In the last election tally, conducted Aug. 21, Inslee was leading with 47 percent of the vote in the nine-candidate race for governor, or 664,531 ballots out of 1.4 million cast.

McKenna was second, with 42 percent, or 604,868 votes.

Kitsap County certified its results as official on Monday, Aug. 20.

The official vote tally gave Inslee 47 percent of all ballots cast in Kitsap County, or 28,734 votes, and McKenna picked up 43 percent of the vote, or 26,414 votes. A total of 60,302 ballots were cast in the governor’s race in the county.

According to a review of unofficial precinct returns, the results were heavily skewed in the former congressman’s favor on Bainbridge Island.

The Review’s analysis shows that Inslee trounced McKenna with more than 60 percent of the vote in every precinct on Bainbridge Island, and also won by a large margin in the precincts of Suquamish and Indianola.

In Eagle Harbor, Inslee beat McKenna by more than 50 percentage points at 77 percent of the vote.

Inslee, who lives in the nearby Winslow precinct, won 70 percent of his neighbors’ votes to McKenna’s 23 percent.

As far as the greatest percent of the vote cast in his favor, Inslee found support in Blue Heron (76 percent), Meadowmeer (76 percent), Rolling Bay (74 percent) and Azalea (73 percent).

Inslee’s strong showing on Bainbridge Island proved crucial to his total vote tally in the county.

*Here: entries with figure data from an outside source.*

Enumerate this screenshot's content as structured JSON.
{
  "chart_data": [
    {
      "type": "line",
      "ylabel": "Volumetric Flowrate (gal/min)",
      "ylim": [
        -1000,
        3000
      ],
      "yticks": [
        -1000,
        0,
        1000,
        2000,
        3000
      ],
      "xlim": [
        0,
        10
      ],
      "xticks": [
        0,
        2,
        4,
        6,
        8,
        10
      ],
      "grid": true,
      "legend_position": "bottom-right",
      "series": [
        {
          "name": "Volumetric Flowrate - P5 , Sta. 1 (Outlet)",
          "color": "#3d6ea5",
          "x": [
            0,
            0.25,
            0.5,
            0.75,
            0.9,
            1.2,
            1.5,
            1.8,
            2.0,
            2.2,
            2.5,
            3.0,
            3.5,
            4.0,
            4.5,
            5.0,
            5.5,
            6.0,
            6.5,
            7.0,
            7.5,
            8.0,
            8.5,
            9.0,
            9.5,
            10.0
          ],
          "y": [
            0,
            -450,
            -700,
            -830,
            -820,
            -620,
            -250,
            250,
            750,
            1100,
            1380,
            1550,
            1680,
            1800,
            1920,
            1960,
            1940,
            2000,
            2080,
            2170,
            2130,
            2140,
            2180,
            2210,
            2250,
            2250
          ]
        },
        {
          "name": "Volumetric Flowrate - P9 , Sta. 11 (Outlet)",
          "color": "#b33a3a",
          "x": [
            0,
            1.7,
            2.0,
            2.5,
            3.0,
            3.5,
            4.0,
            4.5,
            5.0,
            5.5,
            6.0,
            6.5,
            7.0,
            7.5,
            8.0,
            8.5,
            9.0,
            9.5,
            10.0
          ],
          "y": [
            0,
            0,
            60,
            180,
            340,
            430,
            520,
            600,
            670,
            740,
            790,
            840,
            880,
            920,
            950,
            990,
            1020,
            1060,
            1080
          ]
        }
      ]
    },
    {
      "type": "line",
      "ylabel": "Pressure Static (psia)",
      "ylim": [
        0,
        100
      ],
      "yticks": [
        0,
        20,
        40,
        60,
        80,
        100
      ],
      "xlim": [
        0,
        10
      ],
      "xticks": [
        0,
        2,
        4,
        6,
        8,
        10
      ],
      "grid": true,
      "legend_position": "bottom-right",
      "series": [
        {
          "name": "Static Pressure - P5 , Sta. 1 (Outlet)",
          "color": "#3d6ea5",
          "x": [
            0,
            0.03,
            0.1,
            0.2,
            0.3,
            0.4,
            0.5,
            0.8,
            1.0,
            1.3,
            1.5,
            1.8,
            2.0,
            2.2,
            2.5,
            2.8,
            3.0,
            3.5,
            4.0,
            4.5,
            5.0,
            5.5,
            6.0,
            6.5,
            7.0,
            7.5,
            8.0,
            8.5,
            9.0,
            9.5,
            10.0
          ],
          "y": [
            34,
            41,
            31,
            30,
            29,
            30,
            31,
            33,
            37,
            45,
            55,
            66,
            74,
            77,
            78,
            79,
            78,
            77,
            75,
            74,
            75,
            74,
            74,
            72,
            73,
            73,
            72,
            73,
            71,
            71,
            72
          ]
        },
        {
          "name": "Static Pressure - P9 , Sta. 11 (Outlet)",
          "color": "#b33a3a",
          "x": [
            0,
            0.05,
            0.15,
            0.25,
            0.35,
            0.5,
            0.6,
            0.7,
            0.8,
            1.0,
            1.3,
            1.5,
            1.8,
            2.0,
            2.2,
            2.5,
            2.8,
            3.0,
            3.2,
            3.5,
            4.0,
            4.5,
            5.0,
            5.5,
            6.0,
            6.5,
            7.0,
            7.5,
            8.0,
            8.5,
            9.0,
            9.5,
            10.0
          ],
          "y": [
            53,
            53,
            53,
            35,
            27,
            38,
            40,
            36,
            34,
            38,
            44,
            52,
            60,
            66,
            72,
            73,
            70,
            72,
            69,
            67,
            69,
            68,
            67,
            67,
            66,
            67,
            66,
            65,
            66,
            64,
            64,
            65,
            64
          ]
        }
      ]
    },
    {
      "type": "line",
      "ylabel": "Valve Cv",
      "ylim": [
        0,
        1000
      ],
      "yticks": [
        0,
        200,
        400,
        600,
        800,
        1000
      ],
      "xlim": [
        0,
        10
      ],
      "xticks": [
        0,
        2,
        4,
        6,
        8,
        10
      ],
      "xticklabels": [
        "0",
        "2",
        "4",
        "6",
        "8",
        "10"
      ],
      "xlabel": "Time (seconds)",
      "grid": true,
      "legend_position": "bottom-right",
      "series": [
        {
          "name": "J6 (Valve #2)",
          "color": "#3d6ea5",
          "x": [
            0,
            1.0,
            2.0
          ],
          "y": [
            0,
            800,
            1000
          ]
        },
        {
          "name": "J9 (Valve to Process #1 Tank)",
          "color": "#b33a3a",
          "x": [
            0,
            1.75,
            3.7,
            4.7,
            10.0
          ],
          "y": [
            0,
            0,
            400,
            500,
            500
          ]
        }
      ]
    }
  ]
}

Almost 28 percent of the vote in Kitsap County that Inslee received came from the island.

On Bainbridge, 7,408 voters cast their ballots in the governor’s race, according to early, unofficial precinct returns, which made up almost 14 percent of the vote in Kitsap County in the gubernatorial race, although the island makes up only 9 percent of the county’s population, according to the 2010 Census.

In all of Kitsap County, Inslee’s biggest support came from the precinct of S’Klallam, where he captured 85 percent of the vote, although this was only 24 of the 28 ballots cast there. The precinct, made up mostly of the Port Gamble S’Klallam Reservation, also had the second-lowest turnout in the county, at 10.4 percent.

McKenna did his best in the precinct of Anderson Creek, southeast of Gorst, where he took in 61 percent of the vote to Inslee’s 30 percent.

However, this wasn’t Inslee’s worst showing in Kitsap County.

In the precinct of Trident, where Naval Base Kitsap is located, Inslee garnered 21 percent of the vote (13 votes of 60 ballots cast) to McKenna’s 45 percent. The vote was rather inconsequential overall, considering that Trident had the lowest voter turnout at 6.3 percent.